Various events and activities are organized throughout May in a number of Canadian cities to highlight the contribution of Asian Canadians who have carved a niche for themselves in industry, private sector, civic bodies, federal and provincial politics, and arts and culture. Attention to history of migration—discriminatory practices and racist attitudes that manifested in the form of Head Tax or the Komagata Maru incident—is an important aspect of any focus on Asian heritage in Canada. The history of the nation building icon—the railway—that connected Canada from coast-to-coast is incomplete without paying due homage to Chinese labourers many of whom sacrificed their lives to build it. During the recent provincial elections as I lined up to cast my vote, I remembered those who fought for several years to eventually win in 1947 the right to vote for South Asians.
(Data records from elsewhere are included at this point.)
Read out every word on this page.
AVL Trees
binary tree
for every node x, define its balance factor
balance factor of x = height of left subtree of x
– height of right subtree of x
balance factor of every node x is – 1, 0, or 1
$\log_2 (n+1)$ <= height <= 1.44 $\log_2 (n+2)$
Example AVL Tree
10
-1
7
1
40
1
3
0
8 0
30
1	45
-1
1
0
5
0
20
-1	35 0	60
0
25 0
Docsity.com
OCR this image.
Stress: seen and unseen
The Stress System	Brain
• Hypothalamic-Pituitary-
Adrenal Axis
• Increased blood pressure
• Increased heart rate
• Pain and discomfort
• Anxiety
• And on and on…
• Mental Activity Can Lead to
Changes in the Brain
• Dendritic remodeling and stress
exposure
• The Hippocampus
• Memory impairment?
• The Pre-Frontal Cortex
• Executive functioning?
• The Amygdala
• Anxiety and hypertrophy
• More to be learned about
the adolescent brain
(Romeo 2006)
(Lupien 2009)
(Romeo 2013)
Commemorations of various battles in the two world wars and others since draw attention to soldiers of Asian descent who fought for Canada while fighting racism and discrimination. The contributions are many—small and large; and those who contributed include the unknown and the famous, all of whom I respectfully acknowledge and thank as an Asian Canadian.

It would be remiss of me to not mention Asian Canadians and their contribution to Canadian arts and culture. After all I belong to the Department of English in College of Arts at UFV. A colleague told me recently that he is a voracious reader of literature from around the world through which he is able to explore diverse characters, perspectives, themes, and issues—many of which are universal. Taking a cue from him, I am offering a list of highly recommended readings and film viewings out of a large corpus of creative works. The list is by no means exhaustive or presented in any particular order; it represents the calibre of work that warrants attention of readers and viewers. Some of the names may indicate the ancestral connections to specific countries; others will require some work on your part:

Novels & Poetry: Joy Kogawa’s Obasan, Hiromi Gotto’s The Kappa Child, Lynne Kutsukake’s The Translation of Love, and Mariko Takami’s Skim ; Roy Miki’s Saving Face: Poetry Selected 1976-88, Surrender, and There; Fred Wah’s Diamond Grill and is a door, Wayson Choy’s The Jade Peony, Jen Sookfong Lee’s The Better Mother and Madeleine Thien’s Do Not Say We have Nothing; Ann K Choi’s Kay’s Lucky Coin Variety; Vincent Lam Headmaster’s Wager and Kim Thuy’s Ru; Michael Ondaatje’s The English Patient, In the Skin of Lion, and Anil’s Ghost, Shyam Selvadurai’s Funny Boy  and The Hungry Ghosts, M.G. Vassanji’s The Gunny Sack, The Book of Secrets, and The Magic of Saida, Rohintan Mistry’s A Fine Balance and Such a Long Journey, Anita Rau Badami’s The Hero’s Walk and Can You Hear the Nightbird Call?, and Shauna Singh Baldwin’s What the Body Remembers; and Rawi Hage’s De Nero’s Game

Films: Mina Shum’s Double Happiness,  Srinivas Krishna’s film Masala, Deepa Mehta’s films Fire and Earth, Vic Sareen’s film Partition, Kim Nguyen’s Rebelle

and Michael Fukushima’s multimedia short film, Minoru: Story of an Exile.

You don’t need to read these works only during Asian Heritage Month. Grab one from your bookshelf or the UFV/your local library, go online or to a brick-&-mortar bookstore, or borrow from a friend or a colleague anytime to immerse yourself in the wonderful world of words.